Aside from boiling and surging ponds and hissing places on the ground, Yellowstone offers wildlife unlike any you’d find on public land managed by multiple-use agencies. The National Park Service makes a significant effort to protect wildlife in the park. We saw many trumpeter swans on the rivers. This is a miracle because these huge birds were close to extinction in 1900 and remained rare until efforts to recover their numbers in Yellowstone succeeded. The trumpeters are the heaviest native bird in North America with an eight to ten feet wingspan. Their size can prevent them from quickly escaping a coyote or wolf, and we saw them sleeping on ice islands in the Yellowstone rivers to stay safe from these predators.
River otters enjoy the safety of Yellowstone National Park. We watched a group of five otters playing in the cold evening on the Yellowstone River near Elk Antler Creek. These otters would roil around in the slow waters, climb out onto the snow beside the river, and slide back into the water.
We saw plenty of snowmobiles in the park, many driven by staff such as law-enforcement rangers. A decade or so ago, Yellowstone was open to nearly unlimited snowmobiles, which made a racket and polluted the rivers with their oil-rich exhaust. A long campaign by conservationists resulted in two-stroke engines being banned and lower numbers of snowmobiles, most of which must be part of organized tours. Only four-stroke engine snowmobiles are allowed in the park which are much quieter machines than you hear in and around West Yellowstone, Montana, which is a Mecca for snowmobile recreation on national forest lands.
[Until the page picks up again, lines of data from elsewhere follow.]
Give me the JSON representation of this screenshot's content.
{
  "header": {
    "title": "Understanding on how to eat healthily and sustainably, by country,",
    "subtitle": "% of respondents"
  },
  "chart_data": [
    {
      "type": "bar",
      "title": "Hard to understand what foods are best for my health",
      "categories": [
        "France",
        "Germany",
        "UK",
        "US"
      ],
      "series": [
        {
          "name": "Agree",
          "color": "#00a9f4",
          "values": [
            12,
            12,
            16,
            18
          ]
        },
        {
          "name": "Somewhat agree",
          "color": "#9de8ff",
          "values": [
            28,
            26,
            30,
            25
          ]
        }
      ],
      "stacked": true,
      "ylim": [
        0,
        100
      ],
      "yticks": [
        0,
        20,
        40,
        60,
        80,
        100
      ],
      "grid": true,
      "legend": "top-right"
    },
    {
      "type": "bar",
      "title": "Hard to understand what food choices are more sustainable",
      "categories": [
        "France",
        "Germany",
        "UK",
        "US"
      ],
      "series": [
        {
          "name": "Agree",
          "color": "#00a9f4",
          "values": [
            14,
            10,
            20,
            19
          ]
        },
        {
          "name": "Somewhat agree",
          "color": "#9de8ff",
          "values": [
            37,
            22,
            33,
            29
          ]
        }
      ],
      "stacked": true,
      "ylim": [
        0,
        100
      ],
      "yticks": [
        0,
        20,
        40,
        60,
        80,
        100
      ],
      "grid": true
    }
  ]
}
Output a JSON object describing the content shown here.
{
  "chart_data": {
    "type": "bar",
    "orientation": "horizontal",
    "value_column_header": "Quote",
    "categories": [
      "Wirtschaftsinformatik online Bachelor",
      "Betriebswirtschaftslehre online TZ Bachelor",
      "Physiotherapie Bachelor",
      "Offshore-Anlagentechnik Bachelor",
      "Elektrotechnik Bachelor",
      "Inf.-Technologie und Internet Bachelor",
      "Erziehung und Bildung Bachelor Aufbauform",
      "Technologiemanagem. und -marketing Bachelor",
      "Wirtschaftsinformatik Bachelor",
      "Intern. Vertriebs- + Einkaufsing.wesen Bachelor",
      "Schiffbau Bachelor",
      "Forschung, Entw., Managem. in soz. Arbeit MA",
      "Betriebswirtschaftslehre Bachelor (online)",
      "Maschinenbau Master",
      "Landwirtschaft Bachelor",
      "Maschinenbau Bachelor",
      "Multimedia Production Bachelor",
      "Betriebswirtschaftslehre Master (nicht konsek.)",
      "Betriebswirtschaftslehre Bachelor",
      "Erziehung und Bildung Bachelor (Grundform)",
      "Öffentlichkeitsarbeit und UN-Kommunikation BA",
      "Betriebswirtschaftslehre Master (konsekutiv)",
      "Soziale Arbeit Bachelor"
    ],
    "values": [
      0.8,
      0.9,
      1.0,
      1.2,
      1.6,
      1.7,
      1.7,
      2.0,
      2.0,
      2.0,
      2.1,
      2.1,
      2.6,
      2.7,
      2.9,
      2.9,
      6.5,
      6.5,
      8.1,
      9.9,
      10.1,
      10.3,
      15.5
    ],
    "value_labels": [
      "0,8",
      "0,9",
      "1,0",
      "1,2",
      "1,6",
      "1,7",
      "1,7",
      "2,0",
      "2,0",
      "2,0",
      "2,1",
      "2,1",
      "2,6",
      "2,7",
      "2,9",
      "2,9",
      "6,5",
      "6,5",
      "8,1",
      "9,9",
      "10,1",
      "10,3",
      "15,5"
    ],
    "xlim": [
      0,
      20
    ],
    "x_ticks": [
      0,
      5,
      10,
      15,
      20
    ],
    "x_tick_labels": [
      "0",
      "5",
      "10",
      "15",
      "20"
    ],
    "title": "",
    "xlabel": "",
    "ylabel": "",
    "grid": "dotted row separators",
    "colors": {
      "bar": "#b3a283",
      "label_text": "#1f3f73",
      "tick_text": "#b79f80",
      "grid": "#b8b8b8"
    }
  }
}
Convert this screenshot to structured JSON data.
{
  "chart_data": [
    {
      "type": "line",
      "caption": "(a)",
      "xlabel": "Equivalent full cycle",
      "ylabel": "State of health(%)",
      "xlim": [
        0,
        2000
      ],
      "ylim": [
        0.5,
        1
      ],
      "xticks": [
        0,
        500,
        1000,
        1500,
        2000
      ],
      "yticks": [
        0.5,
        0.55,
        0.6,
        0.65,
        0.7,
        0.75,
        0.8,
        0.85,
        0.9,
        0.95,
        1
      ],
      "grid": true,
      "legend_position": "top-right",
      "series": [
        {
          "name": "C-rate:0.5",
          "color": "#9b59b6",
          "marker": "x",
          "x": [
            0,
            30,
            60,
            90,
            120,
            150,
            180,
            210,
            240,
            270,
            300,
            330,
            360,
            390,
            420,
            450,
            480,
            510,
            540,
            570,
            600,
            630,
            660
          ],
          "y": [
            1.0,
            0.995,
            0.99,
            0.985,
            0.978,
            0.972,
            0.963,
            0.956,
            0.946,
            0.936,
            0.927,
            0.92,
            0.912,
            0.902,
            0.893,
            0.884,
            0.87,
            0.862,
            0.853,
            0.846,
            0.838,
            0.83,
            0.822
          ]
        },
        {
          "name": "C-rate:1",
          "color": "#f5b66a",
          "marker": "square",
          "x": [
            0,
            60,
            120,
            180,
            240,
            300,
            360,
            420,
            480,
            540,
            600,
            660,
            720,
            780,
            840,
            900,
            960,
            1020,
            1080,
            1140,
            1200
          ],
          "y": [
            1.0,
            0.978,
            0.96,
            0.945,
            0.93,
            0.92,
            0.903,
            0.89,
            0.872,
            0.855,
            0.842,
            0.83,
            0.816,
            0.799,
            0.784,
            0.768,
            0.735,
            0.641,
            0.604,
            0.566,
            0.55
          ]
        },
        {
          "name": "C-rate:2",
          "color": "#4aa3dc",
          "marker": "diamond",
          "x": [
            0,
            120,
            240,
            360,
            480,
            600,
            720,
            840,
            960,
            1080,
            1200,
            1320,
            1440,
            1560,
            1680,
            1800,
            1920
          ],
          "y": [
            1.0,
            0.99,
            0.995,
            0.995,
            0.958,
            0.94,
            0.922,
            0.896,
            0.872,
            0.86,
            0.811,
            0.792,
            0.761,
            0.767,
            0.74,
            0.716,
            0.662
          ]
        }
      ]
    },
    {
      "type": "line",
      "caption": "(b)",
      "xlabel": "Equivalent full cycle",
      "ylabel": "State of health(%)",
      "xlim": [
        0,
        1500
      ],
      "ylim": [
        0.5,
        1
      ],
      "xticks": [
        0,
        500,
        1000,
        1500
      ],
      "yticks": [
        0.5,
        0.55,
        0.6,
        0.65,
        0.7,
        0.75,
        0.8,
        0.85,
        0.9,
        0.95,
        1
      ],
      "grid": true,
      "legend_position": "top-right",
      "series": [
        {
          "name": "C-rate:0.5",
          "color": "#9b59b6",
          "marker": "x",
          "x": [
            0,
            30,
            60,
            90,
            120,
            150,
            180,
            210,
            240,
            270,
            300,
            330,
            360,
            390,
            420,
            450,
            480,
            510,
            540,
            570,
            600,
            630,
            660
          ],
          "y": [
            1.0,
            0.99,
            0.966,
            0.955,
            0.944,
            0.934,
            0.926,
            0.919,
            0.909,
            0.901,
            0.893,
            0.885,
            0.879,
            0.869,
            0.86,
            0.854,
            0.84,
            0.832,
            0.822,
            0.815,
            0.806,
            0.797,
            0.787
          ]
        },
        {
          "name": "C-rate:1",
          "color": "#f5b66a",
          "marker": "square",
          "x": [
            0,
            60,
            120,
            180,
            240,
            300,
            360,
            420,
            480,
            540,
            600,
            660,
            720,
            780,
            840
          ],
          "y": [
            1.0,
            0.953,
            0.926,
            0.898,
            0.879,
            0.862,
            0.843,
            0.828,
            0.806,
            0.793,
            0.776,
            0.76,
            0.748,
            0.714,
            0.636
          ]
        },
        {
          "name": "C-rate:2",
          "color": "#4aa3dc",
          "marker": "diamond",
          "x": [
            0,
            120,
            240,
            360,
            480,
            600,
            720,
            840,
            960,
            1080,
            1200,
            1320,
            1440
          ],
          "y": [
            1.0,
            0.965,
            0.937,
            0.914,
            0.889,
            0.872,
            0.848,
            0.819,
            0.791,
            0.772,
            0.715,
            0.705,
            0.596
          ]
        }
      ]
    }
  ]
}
Finally, we couldn’t help but be impressed by the bison. The bison graze and sleep peacefully throughout the park. Yet they are regularly slaughtered when they leave the park because ranchers believe they carry brucellosis, a disease that can damage cattle that most often is spread by elk. Ranchers also don’t like bison eating grass on national forests because the ranchers believe that grass belongs in their cattle. Also, native groups slaughter bison outside the park as they did in 2023 when bison migrated out of Yellowstone to escape the deep snow and find forage. Eight tribes killed 1100 bison as the bison carried out their ancient practice of moving to lower elevations to escape the high-country snows inside Yellowstone.
In winters past, before the big modern human population arrived, bison moved to the low valleys in winter. Now those lowlands are filled with ranches and towns. Today there are barriers for the bison as they are unwelcome on most private land and ranchers don’t want them on national forest lands which belong to all Americans. Sadly, the National Park Service has cooperated with ranchers and their representatives in the Montana state government to help slaughter bison for many years near the park. The bison who suffer through the cold winter and deep snow in the park are safe from the guns outside the park.
I can only hope that Yellowstone’s National Park Service management stays well-funded and supported by the public and politicians for decades to come. Yellowstone is one of the most significant public wild areas in the United States. Let’s hope it stays that way for many generations.